Players were not tested for the drugs on WADA's list of banned substances that are prohibited only during competition, such as stimulants. Some cold remedies that contain stimulants, such as ephedrine, are suspected to be widely used by hockey players.

Bill Daly, NHL deputy commissioner, said the test results showed that "doping is not a problem in our sport.

"We're pleased but not surprised by the results," he said.

Monday, June 12, 2006

Well Mister Richard Pound?

From the Canadian Press (CP) - Think Don's gonna have a comment on this?

NHLers come up clean

1,406 drug tests this season

(CP) - There were no positive drug tests among the 1,406 administered under the NHL's new anti-doping program, The Canadian Press has learned.

Sources confirmed no violations were found after doping tests began in January under a program jointly run by the league and the NHL Players' Association. It's the first season the NHL has had an anti-doping program.

A first-time offender under the league's policy faces a 20-game suspension. The ban is increased to 60 games for a second offence while a third offence means a permanent suspension.

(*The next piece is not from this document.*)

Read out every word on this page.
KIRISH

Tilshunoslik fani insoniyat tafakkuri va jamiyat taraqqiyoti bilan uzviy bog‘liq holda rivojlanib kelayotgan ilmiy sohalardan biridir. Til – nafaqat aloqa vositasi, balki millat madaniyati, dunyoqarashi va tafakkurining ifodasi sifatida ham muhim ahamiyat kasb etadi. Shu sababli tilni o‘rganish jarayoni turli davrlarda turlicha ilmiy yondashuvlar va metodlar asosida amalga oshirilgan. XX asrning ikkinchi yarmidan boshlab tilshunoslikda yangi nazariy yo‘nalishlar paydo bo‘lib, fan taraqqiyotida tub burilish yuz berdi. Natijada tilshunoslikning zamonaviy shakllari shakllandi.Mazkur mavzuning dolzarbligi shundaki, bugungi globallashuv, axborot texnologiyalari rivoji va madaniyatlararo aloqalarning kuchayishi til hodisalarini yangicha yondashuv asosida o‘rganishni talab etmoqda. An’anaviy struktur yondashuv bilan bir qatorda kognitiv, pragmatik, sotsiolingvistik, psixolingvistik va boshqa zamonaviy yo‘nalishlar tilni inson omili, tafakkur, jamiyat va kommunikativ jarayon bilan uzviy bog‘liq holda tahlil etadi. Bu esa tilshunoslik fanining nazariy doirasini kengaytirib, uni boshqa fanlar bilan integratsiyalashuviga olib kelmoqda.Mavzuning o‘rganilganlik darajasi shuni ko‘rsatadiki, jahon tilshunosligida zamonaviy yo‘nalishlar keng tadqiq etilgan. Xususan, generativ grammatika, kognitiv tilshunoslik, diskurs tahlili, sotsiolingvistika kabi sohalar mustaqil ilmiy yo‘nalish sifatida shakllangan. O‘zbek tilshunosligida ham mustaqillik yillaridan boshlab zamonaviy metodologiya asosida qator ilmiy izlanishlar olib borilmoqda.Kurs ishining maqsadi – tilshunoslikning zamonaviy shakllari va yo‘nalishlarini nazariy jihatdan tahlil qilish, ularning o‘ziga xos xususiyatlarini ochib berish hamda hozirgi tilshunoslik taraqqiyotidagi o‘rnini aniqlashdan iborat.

Dick Pound, head of the World Anti-Doping Agency, wasn't immediately available for comment Monday.

Pound said earlier this year that NHL's anti-doping program was "very seriously flawed."

He also made headlines last November during a speech in London, Ont., when he claimed one third of NHL players were likely taking performance enhancing substances. Players as well as league and union officials unanimously denied his claims.

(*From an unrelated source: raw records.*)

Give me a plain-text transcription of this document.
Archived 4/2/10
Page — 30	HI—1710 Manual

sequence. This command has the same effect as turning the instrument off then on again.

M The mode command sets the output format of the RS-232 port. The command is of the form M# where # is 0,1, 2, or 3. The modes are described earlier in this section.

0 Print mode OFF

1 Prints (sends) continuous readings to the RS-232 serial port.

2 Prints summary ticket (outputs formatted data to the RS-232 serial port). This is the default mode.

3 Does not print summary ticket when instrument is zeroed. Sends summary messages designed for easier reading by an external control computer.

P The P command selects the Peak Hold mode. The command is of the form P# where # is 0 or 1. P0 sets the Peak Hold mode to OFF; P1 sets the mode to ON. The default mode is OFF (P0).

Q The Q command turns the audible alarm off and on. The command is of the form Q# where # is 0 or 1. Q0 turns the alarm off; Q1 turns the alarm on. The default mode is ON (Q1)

Defenceman Bryan Berard of the Columbus Blue Jackets and Colorado Avalanche goalie Jose Theodore both failed out-of-competition tests administered by their respective national anti-doping organizations. But neither was suspended by the league because the failed tests didn't come under the NHL program.

Berard's urine test on Nov. 12 showed traces of the steroid 19-norandrosterone. He was banned from international competition for two years. He tested by the U.S. Anti-Doping Agency because the blue-liner was on the U.S. Olympic hockey preliminary roster released last September.

Theodore, who was on Canada's preliminary 81-man Olympic eligibility list but not named to the final squad, failed a doping test Dec. 9. The urine sample showed Finasteride, a masking agent for steroids that is also commonly found in hair-restoration drugs. Theodore used the hair product propecia and that's what led to the failed doping test. He had been taking the drug for years didn't realize it contained a banned substance.